Das Kunststoffrecycling wurde in den letzten Jahren gefördert, bleibt aber eine bestehende Herausforderung. Glas stellt ein dringendes Umweltproblem dar, da es sich nur langsam zersetzt und wertvollen Platz auf den Mülldeponien beansprucht. Und genau hier hat Frank Sondern, der für das Projekt eine Kooperationsvereinbarung mit TUI (TUI Care Foundation) hat, mit seinem Non-Profit-Unternehmen angesetzt. Mittlerweile hat er 15 Lastwagen und 55 Mitarbeiter und ist der größte Glas-Recycler der Insel.

Sieben Millionen Kilo Müll sammeln

Mit dem Programm „Destination Zero Waste“ engagieren sich die TUI Care Foundation und die lokale NGO Smilozone Cares für den Aufbau einer funktionierenden Abfallinfrastruktur in Montego Bay und anderen Teilen der Insel. Gemeinsam mit touristischen Betrieben entsteht ein Sammelnetzwerk für Plastik- und Glasabfälle. Herzstück der Initiative ist ein neues Upcycling-Zentrum, in dem junge Menschen lernen, Abfälle in verwertbare Produkte umzuwandeln. Besucher können das Zentrum im Rahmen von geführten Touren und interaktiven Formaten wie Schnitzeljagden erleben. Ergänzend dazu fördern Workshops und Umweltclubs an Schulen das Verständnis für nachhaltigen Umgang mit Ressourcen. Ziel ist, dass im Rahmen des Programms rund sieben Millionen Kilo Plastik- und Glasabfälle gesammelt werden.

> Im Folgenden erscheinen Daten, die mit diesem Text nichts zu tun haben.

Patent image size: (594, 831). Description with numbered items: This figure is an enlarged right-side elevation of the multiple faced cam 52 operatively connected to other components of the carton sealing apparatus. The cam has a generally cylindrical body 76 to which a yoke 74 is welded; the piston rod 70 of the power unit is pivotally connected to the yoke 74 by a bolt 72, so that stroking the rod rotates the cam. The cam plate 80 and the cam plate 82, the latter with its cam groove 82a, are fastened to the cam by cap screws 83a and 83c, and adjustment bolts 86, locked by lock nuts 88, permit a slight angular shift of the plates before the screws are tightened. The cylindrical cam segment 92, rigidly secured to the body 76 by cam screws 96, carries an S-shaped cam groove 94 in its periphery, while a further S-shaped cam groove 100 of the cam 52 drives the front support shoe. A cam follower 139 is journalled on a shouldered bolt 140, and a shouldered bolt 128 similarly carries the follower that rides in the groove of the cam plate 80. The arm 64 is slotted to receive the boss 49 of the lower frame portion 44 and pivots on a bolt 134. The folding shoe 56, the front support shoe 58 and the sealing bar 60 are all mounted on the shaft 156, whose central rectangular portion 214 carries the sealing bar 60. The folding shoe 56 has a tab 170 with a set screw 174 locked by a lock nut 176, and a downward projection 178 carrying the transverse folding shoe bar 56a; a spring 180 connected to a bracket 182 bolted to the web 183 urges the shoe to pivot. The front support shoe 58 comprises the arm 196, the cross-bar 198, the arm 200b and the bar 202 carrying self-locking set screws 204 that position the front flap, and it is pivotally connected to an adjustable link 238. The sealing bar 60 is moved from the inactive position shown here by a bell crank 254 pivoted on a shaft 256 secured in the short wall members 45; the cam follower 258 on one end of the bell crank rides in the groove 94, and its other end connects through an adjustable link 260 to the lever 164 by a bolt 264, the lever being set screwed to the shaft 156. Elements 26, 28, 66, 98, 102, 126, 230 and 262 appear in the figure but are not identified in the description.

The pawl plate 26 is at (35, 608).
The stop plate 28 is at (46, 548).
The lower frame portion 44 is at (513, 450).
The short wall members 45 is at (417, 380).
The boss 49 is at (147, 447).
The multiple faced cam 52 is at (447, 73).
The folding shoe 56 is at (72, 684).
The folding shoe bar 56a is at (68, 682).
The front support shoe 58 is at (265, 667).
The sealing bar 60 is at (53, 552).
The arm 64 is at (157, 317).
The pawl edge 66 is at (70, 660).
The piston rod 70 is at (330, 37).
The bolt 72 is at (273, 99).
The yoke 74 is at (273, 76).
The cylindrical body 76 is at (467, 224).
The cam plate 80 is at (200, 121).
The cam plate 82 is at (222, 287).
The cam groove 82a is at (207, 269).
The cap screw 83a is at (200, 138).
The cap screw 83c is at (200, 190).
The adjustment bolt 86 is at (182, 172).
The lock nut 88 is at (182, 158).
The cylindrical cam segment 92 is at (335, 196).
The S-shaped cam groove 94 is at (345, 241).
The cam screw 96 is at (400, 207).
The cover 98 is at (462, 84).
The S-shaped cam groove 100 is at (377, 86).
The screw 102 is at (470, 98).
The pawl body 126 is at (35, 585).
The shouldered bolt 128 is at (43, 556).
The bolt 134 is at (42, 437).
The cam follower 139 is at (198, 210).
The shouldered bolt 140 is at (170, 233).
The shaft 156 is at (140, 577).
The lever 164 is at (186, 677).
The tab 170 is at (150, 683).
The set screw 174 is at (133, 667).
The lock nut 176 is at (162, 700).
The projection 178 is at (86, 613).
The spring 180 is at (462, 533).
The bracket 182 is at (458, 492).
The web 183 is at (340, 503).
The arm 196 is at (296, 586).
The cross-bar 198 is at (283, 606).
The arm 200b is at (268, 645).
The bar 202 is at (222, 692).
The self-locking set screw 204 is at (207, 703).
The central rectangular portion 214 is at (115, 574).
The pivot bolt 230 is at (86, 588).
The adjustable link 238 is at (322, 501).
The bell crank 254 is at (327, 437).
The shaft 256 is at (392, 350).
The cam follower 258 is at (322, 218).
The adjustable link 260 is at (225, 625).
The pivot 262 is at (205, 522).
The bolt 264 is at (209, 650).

Aber es gibt auch schon weitere Pläne. „Demnächst soll auch der organische Müll gesammelt, und zu Kompost und Dünger verarbeitet werden. Da arbeiten wir bereits mit zwei Firmen zusammen“, sagt Frank Sondern.

Spenden für den Hausbau

Doch jetzt geht es zunächst erst mal um den Wiederaufbau. Die 6300 Dollar, die bereits gesammelt wurden, werden in Holz und Baumaterialien investiert, dass die Menschen ihre Häuser wieder aufbauen können. „Und dann ist es wichtig, dass die Hotels wieder öffnen, damit wieder Geld fließt“, sagt er. Sein großes Ziel ist mit der NGO Smilozone Cares die Ozonschicht wieder zum Lächeln zu bringen, sagt er und lässt Rottweil aus der Karibik schön grüßen.